To date, the semiconductor properties of SiCN ceramics have been widely studied, and the sensor applications based on the semiconductor properties of SiCN have also been relatively maturely studied.
Polymer conversion ceramics (PDCs) technology is a technology for preparing inorganic ceramics by high-temperature pyrolysis of organic polymers. Common ceramic systems include binary systems such as SiC, Si3N4, BN, and AlN, ternary systems such as SiCN, SiCO, and BCN, and quaternary systems such as SiCNO, SiBCN, SiBCO, SiAlCN, and SiAlCO.
Polymer conversion ceramics technology is a breakthrough in the traditional powder sintering method for preparing ceramics. Traditional ceramic sintering technology generally uses corresponding ceramic powders for molding and high-temperature sintering. For covalently bonded ceramic materials such as SiC and Si3N4, sintering is difficult, and sintering aids and very high sintering temperatures are usually required. Compared with traditional powder sintering technology, polymer conversion ceramics technology has many advantages such as low preparation temperature, good molding processability, strong precursor molecular design, and good high-temperature performance of ceramics. It is an important technology for the preparation of advanced ceramics.
Among many ceramic systems, polymer-converted SiCN ceramics show good high-temperature stability, oxidation resistance, creep resistance and other properties, and have good high-temperature semiconductor properties, excellent piezoresistive effect, etc. At the same time, polymer-converted SiCN technology is also an important means to prepare SiC/Si3N4 composite materials and has been widely studied. The basic process of preparing polymer-converted SiCN ceramics includes: synthesis of organic Si/C/N polymers, cross-linking molding of polymers, high-temperature cracking of polymers, etc. The cracking process is generally completed between 900-1100℃. The ceramics after cracking are generally amorphous ceramics. Crystalline SiC/Si3N4 composite ceramics can be prepared by heat treatment at higher temperatures. According to the basic structural unit of the skeleton in the precursor, SiCN ceramic precursors can be mainly divided into two categories: polysilazane and polysilicon carbon nitride. The skeleton unit of the polysilazane precursor is Si-N-Si structure, and the skeleton unit of polysilicon carbon nitride is Si-N=C=N-Si structure. Compared with polysilazane, polysilicon carbon nitride is highly sensitive to air and has high requirements for preparation and storage conditions. It has only been used in the preparation of SiCN ceramics in the past two decades, and its development is relatively late. The synthesis process of polysilazane is mature, the raw materials are simple, and it is a relatively mature precursor. It has now achieved commercial production.

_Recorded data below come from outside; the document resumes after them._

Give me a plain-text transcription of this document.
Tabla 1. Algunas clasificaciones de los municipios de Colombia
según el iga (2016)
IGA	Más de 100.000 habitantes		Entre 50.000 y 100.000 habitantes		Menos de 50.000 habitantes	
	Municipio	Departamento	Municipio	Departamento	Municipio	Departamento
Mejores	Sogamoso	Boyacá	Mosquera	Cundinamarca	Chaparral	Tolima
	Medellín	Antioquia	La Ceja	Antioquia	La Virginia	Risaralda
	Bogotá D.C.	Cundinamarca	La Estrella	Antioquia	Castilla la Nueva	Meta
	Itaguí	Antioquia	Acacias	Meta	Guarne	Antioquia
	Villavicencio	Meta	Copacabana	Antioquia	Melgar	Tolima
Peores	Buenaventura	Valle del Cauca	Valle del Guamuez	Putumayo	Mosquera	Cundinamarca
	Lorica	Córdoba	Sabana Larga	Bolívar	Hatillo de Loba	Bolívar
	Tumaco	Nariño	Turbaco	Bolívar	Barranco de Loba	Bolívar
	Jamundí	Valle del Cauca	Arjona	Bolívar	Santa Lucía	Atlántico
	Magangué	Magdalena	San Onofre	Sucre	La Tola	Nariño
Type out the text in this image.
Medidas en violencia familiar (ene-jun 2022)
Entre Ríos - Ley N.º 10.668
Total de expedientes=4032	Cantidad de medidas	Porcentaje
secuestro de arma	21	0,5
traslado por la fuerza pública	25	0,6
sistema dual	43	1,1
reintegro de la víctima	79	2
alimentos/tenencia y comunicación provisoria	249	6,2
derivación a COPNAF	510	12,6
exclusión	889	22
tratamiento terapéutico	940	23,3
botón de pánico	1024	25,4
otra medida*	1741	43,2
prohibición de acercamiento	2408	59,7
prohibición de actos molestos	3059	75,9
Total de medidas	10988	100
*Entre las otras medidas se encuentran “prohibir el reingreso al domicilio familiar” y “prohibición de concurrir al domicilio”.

To this day, the semiconductor properties of SiCN ceramics have been widely studied, and the application of sensors based on the semiconductor properties of SiCN has also been relatively mature. For example, some researchers have prepared aluminum-modified and graphene-modified SiCN bulk ceramic temperature sensors by powder sintering, and realized the conversion of temperature to output voltage through a voltage divider circuit. The sensor shows good stability and repeatability. In addition, since the resistance of SiCN ceramics is also very sensitive to temperature changes, how to effectively separate the temperature signal and the pressure signal and eliminate the interference of temperature when used at high temperatures is one of the difficulties in the application of SiCN ceramics in the field of high-temperature pressure sensors.